Les députés estiment souhaitable d’élaborer une taxonomie paneuropéenne complète pour les nouveaux produits tels que les crypto-actifs afin de favoriser une compréhension commune, de faciliter la collaboration entre les juridictions et d’offrir une plus grande certitude juridique aux acteurs du marché engagés dans des activités transfrontalières.

Le Parlement a recommandé la présentation d’une proposition législative portant sur les crypto-actifs, qui apporterait la sécurité juridique en ce qui concerne le traitement des crypto-actifs, tout en garantissant un niveau élevé de protection des consommateurs et des investisseurs, d’intégrité du marché et de stabilité financière. Cette proposition législative devrait:

- fournir des orientations sur les procédures réglementaires, prudentielles et de surveillance et sur le traitement des crypto-actifs;

- adopter des règles spécifiques en matière de transparence et d’intégrité du marché au moins équivalentes à celles de la directive sur les marchés d’instruments financiers (MiFID II) en ce qui concerne les émetteurs ou les promoteurs de crypto-actifs;

- remédier aux lacunes de la législation de l’Union sur les crypto-actifs, en classant par exemple certains d’entre eux dans la catégorie «valeurs mobilières» au titre de la MiFID II;

- élaborer un régime réglementaire sur mesure pour les activités nouvelles et évolutives liées aux crypto-actifs, telles que les offres initiales de jetons ou les offres initiales d’échange, et pour tout crypto-actif qui ne relève pas du cadre réglementaire existant.
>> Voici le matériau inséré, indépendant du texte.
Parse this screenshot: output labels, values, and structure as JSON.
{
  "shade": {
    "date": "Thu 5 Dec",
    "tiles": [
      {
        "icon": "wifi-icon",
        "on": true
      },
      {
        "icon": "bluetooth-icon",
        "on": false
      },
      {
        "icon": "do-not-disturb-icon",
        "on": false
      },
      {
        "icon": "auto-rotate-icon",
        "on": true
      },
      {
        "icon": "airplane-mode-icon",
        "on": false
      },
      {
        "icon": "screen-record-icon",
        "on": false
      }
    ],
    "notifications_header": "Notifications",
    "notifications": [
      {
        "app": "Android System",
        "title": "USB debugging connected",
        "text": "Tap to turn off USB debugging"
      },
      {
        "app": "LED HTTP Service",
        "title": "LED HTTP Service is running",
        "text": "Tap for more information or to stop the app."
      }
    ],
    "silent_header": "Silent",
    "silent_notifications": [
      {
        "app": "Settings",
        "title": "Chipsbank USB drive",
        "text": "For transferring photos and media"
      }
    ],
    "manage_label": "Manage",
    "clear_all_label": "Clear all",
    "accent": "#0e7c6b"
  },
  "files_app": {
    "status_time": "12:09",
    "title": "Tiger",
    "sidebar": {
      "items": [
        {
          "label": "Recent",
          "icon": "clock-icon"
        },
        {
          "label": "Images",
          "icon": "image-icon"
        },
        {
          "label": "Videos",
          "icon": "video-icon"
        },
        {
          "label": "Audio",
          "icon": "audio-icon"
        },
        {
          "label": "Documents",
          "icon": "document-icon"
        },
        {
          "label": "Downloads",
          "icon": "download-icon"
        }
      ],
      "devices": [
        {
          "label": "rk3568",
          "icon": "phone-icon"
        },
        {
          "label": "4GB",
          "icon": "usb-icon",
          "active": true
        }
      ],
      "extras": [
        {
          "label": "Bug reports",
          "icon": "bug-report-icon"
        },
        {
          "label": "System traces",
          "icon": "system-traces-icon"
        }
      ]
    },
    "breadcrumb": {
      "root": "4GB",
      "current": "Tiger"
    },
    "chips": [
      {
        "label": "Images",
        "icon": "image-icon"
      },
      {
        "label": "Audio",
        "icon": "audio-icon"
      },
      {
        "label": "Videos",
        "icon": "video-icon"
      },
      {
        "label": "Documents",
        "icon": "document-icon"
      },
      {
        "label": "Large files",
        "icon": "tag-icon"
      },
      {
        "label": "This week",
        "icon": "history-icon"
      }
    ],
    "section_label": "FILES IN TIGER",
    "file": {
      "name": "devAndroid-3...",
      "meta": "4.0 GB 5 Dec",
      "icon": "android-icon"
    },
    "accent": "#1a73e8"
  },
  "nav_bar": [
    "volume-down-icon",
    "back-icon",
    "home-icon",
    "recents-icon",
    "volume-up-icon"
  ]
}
- se pencher sur l’impact environnemental du crypto-minage.

Le Parlement a également recommandé i) de tendre vers une convergence plus forte en matière de réglementation et de surveillance; ii) d’élaborer un cadre législatif pour les cryptomonnaies stables; iii) de présenter une proposition de cadre commun au niveau de l’Union portant création d’un «bac à sable» paneuropéen pour les services financiers numériques; iv) de renforcer l’application du dispositif de lutte contre le blanchiment de capitaux et le financement du terrorisme en ce qui concerne les crypto-actifs.

2) Une stratégie commune en matière de cyber-résilience du secteur financier

Le Parlement a recommandé de présenter une proposition législative sur la cyber-résilience qui garantisse la cohérence des normes en matière de technologies de l’information et de la communication (TIC) et de cybersécurité dans l’ensemble du secteur financier de l’Union dans le respect des normes internationales. Un tel cadre devrait être tourné vers l’avenir et, en même temps, combler les failles et les lacunes réglementaires susceptibles de faire peser un risque sur les entreprises, les investisseurs et les consommateurs.

Les modifications législatives dans le domaine des exigences de cybersécurité devraient avant tout porter sur: i) la modernisation de la gouvernance des TIC et de la gestion des risques, et le respect des normes internationales; ii) l’alignement des règles de déclaration en matière d’incidents informatiques; iii) un cadre commun relatif aux essais en matière d’infiltration et de résilience opérationnelle dans tous les secteurs financiers; iv) la surveillance des fournisseurs tiers critiques dans le domaine des TIC et l’application auxdits fournisseurs de normes minimales.

3) Données

Le rôle traditionnel de l’Union en tant que source de normes à l’échelle mondiale appelle une approche réglementaire ambitieuse de la gestion des données par les entités financières, avec en son centre la protection des consommateurs. La Commission a été invitée à :

- proposer un cadre relatif à la dématérialisation du processus de souscription et à l’utilisation des identités financières numériques qui tienne également compte des mesures nationales en vigueur. Un tel cadre devrait être conforme à la législation pertinente de l’Union en matière de lutte contre le blanchiment de capitaux et de protection des données et de respect de la vie privée;

- contribuer à renforcer la responsabilité, la compréhensibilité et la transparence des algorithmes, et du traitement et de l’analyse des données.